Für Außenstehende ist das Maß an Trauer, Unverständnis und vielleicht auch Wut, mit dem die Schüler der Esther-Bejarano-Gesamtschule, die die Mädchen besuchten, umgehen mussten und immer noch müssen, unvorstellbar. Knapp eine Woche hatten sich Schüler und das Lehrerkollegium Zeit genommen, um gemeinsam zu trauern und den Tod von Luise in Gesprächen aufzuarbeiten. Anlässlich der Jährung der schrecklichen Tat sagte Bürgermeisterin Nicole Reschke: „Das Geschehene begleitet uns alle. Wir mussten einen Weg finden, damit umzugehen.“ Und das gilt insbesondere für die Gesamtschule.
Immer noch werde nach Bedarf das Erlebte in Gesprächen aufgearbeitet. „Das Entsetzen bleibt, aber auch die Gewissheit, dass wir uns gegenseitig Halt geben und füreinander da sind“, so Reschke, die auch die negativen Begleiterscheinungen nicht ausklammerte. Der Weg zurück in die Realität sei kein einfacher, so die Sozialdemokratin. „Er wurde aber gangbarer, als der Fokus von extern weniger wurde.“ Haften geblieben seien „unschöne Begleiterscheinungen“ in Sozialen Medien – aber auch „Vorkommnisse vor Ort, die manch einer erleben musste“. Reschke rief vor diesem Hintergrund in Erinnerung, dass Reporter Grundschulkinder befragt oder an Haustüren von Freudenbergern geklingelt hatten.

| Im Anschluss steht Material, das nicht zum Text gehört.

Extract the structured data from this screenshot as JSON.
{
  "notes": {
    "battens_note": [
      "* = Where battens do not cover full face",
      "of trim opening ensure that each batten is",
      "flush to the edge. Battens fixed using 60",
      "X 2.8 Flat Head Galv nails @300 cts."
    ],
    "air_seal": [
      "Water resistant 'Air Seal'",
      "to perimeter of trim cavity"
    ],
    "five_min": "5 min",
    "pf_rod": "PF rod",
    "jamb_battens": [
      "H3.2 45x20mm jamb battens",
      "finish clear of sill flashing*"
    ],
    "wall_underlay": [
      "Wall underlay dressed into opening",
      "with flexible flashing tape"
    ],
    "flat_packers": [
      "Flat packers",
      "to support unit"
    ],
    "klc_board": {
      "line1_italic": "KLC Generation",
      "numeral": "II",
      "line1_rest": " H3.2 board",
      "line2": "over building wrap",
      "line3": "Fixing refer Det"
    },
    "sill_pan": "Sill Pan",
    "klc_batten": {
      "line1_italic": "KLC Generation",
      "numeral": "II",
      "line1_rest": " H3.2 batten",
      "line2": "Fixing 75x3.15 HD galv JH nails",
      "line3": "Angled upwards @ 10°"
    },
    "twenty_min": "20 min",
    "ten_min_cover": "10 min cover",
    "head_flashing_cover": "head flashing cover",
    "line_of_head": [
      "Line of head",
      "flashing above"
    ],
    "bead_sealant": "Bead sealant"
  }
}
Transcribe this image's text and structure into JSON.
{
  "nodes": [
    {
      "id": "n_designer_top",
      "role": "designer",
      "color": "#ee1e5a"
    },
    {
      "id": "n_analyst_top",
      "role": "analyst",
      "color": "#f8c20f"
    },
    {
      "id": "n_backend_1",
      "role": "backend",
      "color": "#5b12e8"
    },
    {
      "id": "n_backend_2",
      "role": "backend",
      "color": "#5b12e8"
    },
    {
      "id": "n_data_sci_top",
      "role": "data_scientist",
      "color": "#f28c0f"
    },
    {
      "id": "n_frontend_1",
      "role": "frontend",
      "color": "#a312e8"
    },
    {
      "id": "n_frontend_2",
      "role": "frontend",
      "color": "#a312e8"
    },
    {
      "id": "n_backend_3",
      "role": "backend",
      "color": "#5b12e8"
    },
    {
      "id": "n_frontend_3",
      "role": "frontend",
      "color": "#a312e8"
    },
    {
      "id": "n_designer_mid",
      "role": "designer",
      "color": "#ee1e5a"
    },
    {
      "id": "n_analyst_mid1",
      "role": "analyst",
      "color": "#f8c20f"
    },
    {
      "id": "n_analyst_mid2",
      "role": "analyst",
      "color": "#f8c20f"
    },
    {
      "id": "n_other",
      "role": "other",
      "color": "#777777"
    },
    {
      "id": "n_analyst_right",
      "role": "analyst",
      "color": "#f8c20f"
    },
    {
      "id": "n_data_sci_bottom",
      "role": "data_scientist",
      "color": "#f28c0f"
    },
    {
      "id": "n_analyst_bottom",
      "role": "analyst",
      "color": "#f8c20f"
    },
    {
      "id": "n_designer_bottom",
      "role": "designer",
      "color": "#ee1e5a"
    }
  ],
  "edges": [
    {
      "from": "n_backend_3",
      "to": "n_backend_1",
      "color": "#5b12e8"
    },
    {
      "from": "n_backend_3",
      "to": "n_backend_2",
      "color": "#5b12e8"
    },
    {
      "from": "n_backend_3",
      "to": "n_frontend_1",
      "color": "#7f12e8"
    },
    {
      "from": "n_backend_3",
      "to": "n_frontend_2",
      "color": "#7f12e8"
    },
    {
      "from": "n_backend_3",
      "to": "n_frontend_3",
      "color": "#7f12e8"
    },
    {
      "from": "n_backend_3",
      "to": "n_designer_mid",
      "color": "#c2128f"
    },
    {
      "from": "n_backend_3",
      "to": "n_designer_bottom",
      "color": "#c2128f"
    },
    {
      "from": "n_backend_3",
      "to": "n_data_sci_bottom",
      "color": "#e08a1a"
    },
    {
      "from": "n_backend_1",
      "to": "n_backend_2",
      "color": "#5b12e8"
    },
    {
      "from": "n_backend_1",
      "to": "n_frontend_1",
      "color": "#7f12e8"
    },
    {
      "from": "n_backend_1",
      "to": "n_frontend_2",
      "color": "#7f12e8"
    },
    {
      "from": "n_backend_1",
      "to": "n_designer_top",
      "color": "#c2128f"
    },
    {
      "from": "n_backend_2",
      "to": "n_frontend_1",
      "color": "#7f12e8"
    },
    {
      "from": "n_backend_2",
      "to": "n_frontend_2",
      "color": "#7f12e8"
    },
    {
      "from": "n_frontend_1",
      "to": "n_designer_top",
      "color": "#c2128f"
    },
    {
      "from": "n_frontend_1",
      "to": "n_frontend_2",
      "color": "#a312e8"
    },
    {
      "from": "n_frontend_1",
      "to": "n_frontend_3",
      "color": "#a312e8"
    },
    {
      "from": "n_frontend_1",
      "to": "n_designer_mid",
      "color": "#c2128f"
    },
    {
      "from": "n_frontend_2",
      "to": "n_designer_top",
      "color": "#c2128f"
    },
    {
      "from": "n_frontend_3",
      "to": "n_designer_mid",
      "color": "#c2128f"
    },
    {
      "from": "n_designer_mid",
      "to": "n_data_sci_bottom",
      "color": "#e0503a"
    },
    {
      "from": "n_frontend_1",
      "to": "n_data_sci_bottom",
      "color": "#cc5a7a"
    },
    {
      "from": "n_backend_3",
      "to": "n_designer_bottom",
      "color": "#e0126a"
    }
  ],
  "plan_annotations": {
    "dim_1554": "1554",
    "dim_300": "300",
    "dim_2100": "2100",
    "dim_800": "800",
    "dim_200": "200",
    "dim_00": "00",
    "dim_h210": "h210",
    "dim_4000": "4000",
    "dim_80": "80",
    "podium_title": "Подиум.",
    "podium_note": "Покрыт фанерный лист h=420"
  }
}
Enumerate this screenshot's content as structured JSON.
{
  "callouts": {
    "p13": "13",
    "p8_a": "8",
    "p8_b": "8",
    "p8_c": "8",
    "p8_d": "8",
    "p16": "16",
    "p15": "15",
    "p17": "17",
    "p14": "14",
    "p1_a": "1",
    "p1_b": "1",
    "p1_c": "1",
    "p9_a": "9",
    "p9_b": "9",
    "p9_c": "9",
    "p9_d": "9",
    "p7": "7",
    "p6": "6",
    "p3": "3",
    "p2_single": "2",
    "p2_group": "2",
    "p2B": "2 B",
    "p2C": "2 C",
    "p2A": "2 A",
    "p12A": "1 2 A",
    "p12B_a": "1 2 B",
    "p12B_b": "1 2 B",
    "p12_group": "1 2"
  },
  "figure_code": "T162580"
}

Anfangs schulpsychologische Unterstützung von extern
Nach der Tat wurde die Gesamtschule eng von Seelsorgern und den schulpsychologischen Beratern des Kreises Siegen-Wittgenstein sowie dem damals extra ins Leben gerufene Krisenteam der Bezirksregierung betreut. Bereits vor der schrecklichen Tat wurden Elternabende zur Mediennutzung von Kindern und Hilfestellungen zur Medienerziehung durchgeführt. Diese Angebote werden nun von weit mehr Eltern als zuvor angenommen. Darüber hinaus setzt die Schule weiterhin zum Beispiel auf das sogenannte Buddy-Programm, in dem Schüler zu Busbegleitern, Streitschlichtern oder Schülerpaten ausgebildet werden.
Daneben gab es Schulungen für Mitarbeiter und Jugendliche in den Jugendtreffs der Stadt, in denen sich mit Trauerbewältigung, aber auch mit Medienkonsum, Ausgrenzung und Verletzbarkeit auseinandergesetzt wurde.
Wie Reschke weiter berichtete, hätten die Jugendlichen in der Zwischenzeit einen Weg gefunden, mit dem Geschehenen – mit der Trauer, dem Entsetzen und der Wut – umzugehen. Weiterhin gebe es aber ein von der Schulpsychologin des Landkreises geschultes Krisenteam an der Gesamtschule, das situationsgerecht reagieren könne. Allerdings macht die Bürgermeisterin noch viel Unsicherheit bei den Eltern aus, insbesondere was den Medienkonsum ihrer Kinder angeht.
Der Blick von Reschke geht über die Einrichtungen in öffentlicher Hand hinaus. Sie nehme bei privaten Jugendtreffs, Vereinen, Feuerwehr und Kirchen wahr, dass sich die Menschen Zeit füreinander nähmen, um gemeinsam auf die schockierende Tat und ihre Folgen den Einzelnen wie die Gemeinschaft zurückzublicken, aber auch die Zukunft nicht außer Acht zu lassen.
Bürgermeisterin: Zusammenhalt in Stadt erstes Ziel
Am gestrigen Todestag wurde nun ein Trauerraum in der Schule geöffnet, um Luise zu gedenken. Darüber hinaus waren in Freudenberg keine Gedenkveranstaltungen geplant. Die Verantwortlichen wollten vermeiden, dass wie vor einem Jahr wieder Außenstehende in die Stadt im Siegerland pilgern. Denn das hat Reschke ebenfalls hervorgehoben: Die Aufrechterhaltung des Zusammenhalts in Freudenberg habe oberste Priorität für sie.